El chavismo fue peor que una guerra
Hay países que son arrasados por las bombas. Y hay países que son arrasados por sus propios gobernantes. Venezuela pertenece a la segunda categoría. Y, si hablamos de destrucción económica, el chavismo ha sido peor que una guerra.
Cuando un país entra en guerra, su capacidad de producir se resiente con fuerza. En promedio, las economías que atraviesan conflictos bélicos pierden alrededor de un 13% de su PIB. Es una caída severa: menos inversión, menos comercio, menos empleo. Y aun así, eso es la media. Pensemos en un caso extremo: Alemania tras la Segunda Guerra Mundial. Un país derrotado, ocupado, con ciudades arrasadas. Su producción se desplomó hasta quedar en torno a un tercio de la de 1944. Devastación en estado puro.

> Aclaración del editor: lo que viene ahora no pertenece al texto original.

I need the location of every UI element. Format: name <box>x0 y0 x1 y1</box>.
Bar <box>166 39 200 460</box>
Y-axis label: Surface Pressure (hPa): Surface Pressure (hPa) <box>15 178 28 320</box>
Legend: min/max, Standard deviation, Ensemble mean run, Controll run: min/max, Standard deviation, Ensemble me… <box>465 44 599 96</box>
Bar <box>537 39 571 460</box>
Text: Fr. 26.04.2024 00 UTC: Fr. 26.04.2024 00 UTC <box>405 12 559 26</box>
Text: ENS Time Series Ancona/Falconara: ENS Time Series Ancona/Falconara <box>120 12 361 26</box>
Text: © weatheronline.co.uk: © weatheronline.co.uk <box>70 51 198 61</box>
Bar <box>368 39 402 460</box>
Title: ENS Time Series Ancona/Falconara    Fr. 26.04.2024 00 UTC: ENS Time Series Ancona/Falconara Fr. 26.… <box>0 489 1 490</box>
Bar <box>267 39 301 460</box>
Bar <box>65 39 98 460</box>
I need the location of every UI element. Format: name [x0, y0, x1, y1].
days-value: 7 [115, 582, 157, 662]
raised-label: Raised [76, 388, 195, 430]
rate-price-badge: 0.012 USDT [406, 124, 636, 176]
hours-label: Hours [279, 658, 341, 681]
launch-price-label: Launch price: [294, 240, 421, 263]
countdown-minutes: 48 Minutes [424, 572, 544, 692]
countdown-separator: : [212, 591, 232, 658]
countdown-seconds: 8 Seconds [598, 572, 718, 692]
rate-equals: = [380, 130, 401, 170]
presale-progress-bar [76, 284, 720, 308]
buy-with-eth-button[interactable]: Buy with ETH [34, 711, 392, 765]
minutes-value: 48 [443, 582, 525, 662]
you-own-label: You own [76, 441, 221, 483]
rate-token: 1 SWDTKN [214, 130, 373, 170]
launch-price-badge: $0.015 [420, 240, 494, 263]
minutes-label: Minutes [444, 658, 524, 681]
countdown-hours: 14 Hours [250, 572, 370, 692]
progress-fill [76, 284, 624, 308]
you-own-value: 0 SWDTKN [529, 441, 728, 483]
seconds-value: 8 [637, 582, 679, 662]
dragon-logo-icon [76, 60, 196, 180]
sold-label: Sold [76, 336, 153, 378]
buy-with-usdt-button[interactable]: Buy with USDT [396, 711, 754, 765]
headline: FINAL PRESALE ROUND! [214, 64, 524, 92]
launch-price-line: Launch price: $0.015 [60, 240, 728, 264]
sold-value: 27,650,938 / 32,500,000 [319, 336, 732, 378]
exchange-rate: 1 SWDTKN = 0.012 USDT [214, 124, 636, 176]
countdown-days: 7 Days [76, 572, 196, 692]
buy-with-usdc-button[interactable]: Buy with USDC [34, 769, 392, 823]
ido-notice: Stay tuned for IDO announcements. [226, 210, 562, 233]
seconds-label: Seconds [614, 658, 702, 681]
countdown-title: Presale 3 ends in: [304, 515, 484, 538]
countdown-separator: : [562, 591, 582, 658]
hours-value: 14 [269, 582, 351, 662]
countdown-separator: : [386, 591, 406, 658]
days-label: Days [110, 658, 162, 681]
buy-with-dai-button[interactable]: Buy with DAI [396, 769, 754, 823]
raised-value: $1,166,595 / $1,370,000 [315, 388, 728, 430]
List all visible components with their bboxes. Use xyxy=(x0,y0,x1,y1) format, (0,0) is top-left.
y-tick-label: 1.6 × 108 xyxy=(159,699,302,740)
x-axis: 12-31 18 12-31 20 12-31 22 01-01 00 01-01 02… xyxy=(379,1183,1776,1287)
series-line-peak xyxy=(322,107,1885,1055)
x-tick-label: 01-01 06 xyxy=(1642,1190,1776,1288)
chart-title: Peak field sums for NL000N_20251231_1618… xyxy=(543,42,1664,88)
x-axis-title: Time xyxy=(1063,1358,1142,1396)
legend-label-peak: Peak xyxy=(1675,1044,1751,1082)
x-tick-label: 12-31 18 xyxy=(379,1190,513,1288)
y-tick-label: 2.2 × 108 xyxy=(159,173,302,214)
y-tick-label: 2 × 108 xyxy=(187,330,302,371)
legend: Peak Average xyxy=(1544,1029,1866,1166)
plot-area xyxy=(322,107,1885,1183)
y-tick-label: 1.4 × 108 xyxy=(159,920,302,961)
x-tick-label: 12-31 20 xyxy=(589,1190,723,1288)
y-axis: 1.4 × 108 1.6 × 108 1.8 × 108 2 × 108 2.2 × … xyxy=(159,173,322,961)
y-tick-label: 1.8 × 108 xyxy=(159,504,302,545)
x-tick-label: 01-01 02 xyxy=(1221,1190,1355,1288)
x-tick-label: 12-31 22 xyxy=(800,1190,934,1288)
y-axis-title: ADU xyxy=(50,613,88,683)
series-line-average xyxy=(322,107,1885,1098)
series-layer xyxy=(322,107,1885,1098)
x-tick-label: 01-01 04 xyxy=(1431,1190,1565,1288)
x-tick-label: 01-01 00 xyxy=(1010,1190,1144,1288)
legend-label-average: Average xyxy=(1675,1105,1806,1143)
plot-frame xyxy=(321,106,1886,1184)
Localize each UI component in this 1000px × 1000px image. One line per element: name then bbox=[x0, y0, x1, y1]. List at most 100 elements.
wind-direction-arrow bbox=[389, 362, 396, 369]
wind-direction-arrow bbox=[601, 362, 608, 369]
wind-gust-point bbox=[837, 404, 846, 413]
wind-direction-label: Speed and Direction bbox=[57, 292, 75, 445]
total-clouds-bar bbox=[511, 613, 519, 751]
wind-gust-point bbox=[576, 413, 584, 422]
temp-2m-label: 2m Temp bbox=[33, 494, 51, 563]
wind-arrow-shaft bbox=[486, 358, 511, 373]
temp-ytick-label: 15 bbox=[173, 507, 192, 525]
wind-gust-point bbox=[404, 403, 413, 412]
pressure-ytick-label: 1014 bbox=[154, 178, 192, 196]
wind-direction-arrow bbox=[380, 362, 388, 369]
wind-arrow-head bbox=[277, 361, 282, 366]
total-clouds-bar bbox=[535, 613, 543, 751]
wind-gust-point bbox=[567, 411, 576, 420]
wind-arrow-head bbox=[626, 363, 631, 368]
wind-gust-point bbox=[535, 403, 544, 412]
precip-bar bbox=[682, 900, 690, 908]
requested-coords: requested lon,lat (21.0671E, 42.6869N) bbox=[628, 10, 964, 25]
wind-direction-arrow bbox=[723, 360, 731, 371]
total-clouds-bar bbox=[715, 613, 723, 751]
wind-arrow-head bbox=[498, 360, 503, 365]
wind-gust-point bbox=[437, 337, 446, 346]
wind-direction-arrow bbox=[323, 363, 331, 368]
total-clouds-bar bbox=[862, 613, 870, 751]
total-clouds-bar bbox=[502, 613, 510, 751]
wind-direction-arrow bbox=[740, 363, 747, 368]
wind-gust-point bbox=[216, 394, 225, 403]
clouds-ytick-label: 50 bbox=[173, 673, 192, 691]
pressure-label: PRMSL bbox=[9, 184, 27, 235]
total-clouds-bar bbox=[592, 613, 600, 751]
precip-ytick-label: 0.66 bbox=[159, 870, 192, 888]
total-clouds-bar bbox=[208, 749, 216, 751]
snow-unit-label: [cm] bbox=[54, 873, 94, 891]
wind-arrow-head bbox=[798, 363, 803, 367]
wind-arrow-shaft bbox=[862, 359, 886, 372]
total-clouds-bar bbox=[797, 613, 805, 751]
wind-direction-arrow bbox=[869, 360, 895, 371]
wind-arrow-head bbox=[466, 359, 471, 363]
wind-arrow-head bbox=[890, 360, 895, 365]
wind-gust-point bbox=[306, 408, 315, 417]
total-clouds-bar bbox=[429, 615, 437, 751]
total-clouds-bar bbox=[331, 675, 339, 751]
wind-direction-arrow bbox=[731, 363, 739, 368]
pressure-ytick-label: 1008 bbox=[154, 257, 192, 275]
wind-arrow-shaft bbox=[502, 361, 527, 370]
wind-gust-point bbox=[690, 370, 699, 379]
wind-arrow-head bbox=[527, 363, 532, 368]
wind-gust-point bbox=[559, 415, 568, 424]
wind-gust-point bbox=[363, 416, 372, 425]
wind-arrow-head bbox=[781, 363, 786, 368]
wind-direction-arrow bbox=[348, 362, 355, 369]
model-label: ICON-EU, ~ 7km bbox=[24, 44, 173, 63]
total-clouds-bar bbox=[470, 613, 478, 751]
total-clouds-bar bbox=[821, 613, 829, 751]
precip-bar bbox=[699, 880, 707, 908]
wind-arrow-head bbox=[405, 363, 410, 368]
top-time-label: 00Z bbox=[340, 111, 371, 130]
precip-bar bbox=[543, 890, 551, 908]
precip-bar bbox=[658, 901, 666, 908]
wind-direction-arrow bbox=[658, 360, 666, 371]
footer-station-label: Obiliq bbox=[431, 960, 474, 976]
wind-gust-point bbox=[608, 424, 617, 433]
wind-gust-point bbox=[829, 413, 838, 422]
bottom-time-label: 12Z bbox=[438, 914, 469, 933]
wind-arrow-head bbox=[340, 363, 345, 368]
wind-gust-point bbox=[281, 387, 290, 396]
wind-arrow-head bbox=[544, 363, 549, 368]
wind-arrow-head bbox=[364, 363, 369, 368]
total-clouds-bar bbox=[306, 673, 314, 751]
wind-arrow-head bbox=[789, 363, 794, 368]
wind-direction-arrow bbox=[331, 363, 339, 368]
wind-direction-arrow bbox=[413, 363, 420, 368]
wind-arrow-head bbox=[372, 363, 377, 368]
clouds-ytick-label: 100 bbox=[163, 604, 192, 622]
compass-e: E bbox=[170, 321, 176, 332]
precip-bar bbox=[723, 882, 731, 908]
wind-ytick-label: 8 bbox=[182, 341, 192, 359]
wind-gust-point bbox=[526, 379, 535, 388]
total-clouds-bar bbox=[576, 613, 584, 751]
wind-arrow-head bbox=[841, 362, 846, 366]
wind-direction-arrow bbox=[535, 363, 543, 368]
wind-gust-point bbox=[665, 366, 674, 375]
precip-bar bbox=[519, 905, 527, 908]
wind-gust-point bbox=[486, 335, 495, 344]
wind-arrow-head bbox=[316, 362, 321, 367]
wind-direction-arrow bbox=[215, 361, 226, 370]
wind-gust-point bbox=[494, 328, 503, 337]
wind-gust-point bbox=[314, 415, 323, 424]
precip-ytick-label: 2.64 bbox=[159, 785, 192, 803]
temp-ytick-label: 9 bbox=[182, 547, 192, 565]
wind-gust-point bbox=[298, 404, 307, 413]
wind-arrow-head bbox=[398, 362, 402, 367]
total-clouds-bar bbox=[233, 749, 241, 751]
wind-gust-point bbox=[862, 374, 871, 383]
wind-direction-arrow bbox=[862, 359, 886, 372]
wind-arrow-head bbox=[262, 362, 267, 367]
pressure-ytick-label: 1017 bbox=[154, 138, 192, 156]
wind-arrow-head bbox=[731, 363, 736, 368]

Pues bien: Venezuela consiguió algo todavía más siniestro. Sin invasión. Sin bombardeos. En paz. Entre 2013 (máximo) y 2020 (mínimo), el PIB venezolano se contrajo un 75%. Dicho de otro modo: en 2020 el país sólo producía una cuarta parte de lo que producía en 2013. No fue un desplome puntual por la pandemia. Fue un deterioro continuado, año tras año, como una hemorragia económica que nadie quiso -o supo- frenar. Y el PIB no es una abstracción de tecnócratas: es comida, medicinas, agua, vivienda. Por eso, cuando el PIB y el PIB per cápita se hunden, la pobreza explota y el país se vacía.
Algunos han intentado justificar esta calamidad apelando a las sanciones de Estados Unidos. Pero la cronología no encaja como coartada. La caída arranca en 2013. Las primeras sanciones de 2015 fueron esencialmente políticas y personales. Las restricciones financieras más amplias llegan en 2017, cuando la economía ya estaba en caída libre. Y las sanciones que de verdad complican el petróleo se intensifican en 2019… cuando el PIB ya se había desplomado aproximadamente a la mitad. Podrán haber agravado el golpe final, pero no explican el derrumbe inicial ni, desde luego, el tamaño de la ruina.
La factura, como siempre, la paga el pueblo
La causa principal no vino de fuera: la provocó el propio chavismo. Fue el chavismo quien convirtió a PDVSA en una caja política para comprar lealtades, quien se gastó la renta petrolera como si fuera un maná infinito y quien, al mismo tiempo, dejó que la gallina de los huevos de oro se muriera por falta de inversión y mantenimiento. Cuando bajaron los precios del crudo y, además, se desplomó la producción por esa descapitalización deliberada, el chavismo no ajustó el gasto ni desmontó su red clientelar: optó por tapar el agujero con la imprenta. Llegó la hiperinflación. Y, para rematar, impuso controles masivos de precios en plena hiperinflación: la orden de producir a pérdidas. El resultado fue el que siempre produce esa combinación de irresponsabilidad fiscal, emisión monetaria y dirigismo: que producir deje de tener sentido y que la economía se apague.
El balance es brutal: empobrecimiento masivo y éxodo. Una guerra sin misiles: la guerra del poder contra la sociedad. Y la factura, como siempre, la paga el pueblo.